At 04:41 PM 7/15/99 +0100, Ludwik Kowalski wrote:
Paradoxes are worth fishing for; they are great in promoting
critical thinking

The subject line seems to ask whether it is a paradox. I'd say yes. It
even has a name; in the statistics literature it is known as Richardson's
Paradox.

IMHO it is high on the list of good paradoxes. I rank it below the truly
historic paradoxes (e.g. the ultraviolet catastrophe) but well above most
of the hokey "paradoxes" we see in relativity texts.

Searching for paradoxes and counterexamples is good sport, but it requires
judgement. I am reminded of the preface to the book "Counterexamples in
Topology" which explains that counterexamples are good when they disprove
an *interesting* or *important* conjecture.

Richardson's paradox is interesting and important because
1) many people are surprised by the result
2) it and its corollaries disprove several dangerous notions e.g.:
a) "the" observed probability of past events is a good predictor of
"the" probability of future events, and
b) there is a well-defined basis for saying what "the" probability is.

In my experience, physicists are quite commonly taken in by fallacy (2b) --
the idea that there is only one possible probability measure and the first
and/or simplest probability measure we come across must be "the" one that
describes the world.
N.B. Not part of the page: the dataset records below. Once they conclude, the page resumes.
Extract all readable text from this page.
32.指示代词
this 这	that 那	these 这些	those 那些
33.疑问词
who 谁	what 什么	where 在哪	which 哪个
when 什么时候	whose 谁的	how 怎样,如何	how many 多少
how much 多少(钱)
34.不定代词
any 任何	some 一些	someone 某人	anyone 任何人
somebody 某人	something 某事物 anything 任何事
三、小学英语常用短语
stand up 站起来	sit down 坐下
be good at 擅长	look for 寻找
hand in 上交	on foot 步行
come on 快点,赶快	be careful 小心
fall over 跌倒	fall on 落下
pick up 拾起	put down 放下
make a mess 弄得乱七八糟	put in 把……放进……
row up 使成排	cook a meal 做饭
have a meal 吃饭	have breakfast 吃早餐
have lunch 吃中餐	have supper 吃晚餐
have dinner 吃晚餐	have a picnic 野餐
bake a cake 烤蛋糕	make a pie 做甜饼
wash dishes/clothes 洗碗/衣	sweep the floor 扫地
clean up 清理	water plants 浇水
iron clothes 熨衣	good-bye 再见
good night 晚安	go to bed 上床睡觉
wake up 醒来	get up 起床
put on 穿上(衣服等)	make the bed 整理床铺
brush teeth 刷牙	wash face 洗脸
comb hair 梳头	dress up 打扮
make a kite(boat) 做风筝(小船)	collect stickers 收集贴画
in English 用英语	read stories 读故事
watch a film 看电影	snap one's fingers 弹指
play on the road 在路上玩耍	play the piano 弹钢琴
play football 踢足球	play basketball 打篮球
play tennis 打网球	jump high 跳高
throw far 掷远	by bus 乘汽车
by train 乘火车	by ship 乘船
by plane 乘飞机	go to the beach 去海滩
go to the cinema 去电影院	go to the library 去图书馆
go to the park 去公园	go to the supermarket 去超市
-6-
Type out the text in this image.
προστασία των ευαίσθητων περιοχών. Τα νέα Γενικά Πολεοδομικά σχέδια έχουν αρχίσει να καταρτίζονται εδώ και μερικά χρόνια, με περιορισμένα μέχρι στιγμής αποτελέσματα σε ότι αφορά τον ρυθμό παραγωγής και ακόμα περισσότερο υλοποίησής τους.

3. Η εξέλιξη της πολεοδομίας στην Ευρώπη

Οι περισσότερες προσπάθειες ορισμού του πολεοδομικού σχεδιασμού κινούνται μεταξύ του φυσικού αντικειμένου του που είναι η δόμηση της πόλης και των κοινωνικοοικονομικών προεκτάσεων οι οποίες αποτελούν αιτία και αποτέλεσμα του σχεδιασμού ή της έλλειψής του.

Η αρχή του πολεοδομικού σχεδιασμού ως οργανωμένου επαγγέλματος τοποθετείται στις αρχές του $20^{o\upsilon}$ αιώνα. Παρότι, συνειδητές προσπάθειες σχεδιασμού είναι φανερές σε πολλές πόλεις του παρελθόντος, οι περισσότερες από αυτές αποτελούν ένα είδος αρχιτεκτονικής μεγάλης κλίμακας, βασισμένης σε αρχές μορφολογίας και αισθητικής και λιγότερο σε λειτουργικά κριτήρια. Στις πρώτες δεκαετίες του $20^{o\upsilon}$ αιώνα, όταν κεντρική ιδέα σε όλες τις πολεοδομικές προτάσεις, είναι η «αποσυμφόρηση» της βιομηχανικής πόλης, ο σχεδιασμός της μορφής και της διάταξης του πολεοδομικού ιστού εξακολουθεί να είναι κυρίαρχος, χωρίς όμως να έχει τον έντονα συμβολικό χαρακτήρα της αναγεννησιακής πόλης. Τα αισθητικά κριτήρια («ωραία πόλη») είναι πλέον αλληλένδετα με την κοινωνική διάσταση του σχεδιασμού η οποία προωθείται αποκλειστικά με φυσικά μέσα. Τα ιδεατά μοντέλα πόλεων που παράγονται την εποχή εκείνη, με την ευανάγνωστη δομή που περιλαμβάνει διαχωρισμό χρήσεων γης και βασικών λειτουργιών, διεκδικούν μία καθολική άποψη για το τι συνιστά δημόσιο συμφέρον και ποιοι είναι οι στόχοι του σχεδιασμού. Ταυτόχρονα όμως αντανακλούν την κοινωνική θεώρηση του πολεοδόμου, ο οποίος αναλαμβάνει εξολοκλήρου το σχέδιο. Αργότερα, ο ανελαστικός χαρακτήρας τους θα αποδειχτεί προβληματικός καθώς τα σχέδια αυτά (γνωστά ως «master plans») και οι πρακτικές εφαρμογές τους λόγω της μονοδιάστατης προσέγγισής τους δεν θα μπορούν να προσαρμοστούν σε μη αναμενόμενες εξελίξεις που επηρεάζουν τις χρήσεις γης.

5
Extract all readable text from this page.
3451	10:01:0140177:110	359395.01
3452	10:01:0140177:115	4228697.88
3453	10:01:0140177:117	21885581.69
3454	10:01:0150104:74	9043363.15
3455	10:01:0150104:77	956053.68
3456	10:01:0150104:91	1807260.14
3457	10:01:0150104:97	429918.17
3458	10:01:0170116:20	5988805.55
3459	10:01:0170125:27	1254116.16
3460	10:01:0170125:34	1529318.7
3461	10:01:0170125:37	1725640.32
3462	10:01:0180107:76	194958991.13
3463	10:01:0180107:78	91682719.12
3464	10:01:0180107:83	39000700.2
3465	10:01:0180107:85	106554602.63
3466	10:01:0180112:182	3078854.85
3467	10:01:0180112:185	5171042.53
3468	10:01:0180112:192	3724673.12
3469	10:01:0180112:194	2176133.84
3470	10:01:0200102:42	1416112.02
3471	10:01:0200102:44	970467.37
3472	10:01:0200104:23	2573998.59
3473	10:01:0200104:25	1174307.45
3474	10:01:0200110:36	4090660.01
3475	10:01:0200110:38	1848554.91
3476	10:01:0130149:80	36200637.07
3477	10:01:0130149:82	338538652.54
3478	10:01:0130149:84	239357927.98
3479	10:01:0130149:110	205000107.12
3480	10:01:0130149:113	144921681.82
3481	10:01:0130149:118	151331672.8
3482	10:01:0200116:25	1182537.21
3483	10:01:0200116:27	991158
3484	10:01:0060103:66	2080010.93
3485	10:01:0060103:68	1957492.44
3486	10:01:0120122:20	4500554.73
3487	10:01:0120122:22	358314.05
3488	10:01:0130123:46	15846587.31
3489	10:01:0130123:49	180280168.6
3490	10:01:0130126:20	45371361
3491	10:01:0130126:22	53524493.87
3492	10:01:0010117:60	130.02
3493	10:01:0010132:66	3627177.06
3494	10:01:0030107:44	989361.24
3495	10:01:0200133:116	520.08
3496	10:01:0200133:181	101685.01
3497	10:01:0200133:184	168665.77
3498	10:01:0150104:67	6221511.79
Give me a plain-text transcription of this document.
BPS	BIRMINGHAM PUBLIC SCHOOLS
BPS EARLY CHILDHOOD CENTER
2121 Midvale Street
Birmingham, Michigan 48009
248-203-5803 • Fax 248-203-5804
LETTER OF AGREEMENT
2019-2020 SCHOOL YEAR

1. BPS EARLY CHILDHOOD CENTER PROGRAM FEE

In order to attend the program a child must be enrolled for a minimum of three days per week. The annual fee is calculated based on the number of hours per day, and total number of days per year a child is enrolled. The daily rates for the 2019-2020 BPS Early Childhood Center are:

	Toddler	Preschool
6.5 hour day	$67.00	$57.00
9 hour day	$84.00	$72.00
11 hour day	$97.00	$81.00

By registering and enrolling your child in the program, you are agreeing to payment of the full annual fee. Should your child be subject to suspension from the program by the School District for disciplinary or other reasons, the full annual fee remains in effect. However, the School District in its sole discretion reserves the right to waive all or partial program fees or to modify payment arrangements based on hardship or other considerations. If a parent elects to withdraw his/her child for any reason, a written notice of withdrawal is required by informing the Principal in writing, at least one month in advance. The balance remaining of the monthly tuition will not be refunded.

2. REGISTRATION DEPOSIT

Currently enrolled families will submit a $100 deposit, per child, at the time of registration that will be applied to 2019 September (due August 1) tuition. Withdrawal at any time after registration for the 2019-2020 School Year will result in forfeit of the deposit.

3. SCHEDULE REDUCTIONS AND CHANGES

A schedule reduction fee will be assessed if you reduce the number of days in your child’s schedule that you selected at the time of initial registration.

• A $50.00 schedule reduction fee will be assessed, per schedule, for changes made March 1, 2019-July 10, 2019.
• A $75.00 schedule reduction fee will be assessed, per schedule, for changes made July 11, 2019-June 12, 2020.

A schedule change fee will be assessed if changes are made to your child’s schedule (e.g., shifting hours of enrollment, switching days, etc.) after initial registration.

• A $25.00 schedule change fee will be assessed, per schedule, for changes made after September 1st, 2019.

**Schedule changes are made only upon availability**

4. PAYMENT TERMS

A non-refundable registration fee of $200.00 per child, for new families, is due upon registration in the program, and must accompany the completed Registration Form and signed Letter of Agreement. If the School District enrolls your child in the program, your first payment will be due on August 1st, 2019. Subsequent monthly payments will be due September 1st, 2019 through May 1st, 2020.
This is anagous to fallaciously assuming that
Euclidean geometry must be "the" geometry of the real world. I recommend
that we adopt the mathematicians' point of view, namely that there are
innmerably many probability measures (just as there are innumerably many
non-Euclidean geometries) and it is a task for observation (not just for
axioms or assumptions or omphaloskepsis) to decide which if any of these
describes the real world.

As for fallacy (2a)... Richardson's Paradox is a graphic demonstration of
why a reliable statistical analysis requires things like random sampling.
It also shows the difference between common sense and the equally common
nonsense. Extrapolation of historical data, without randomization or other
controls, is an example of the latter.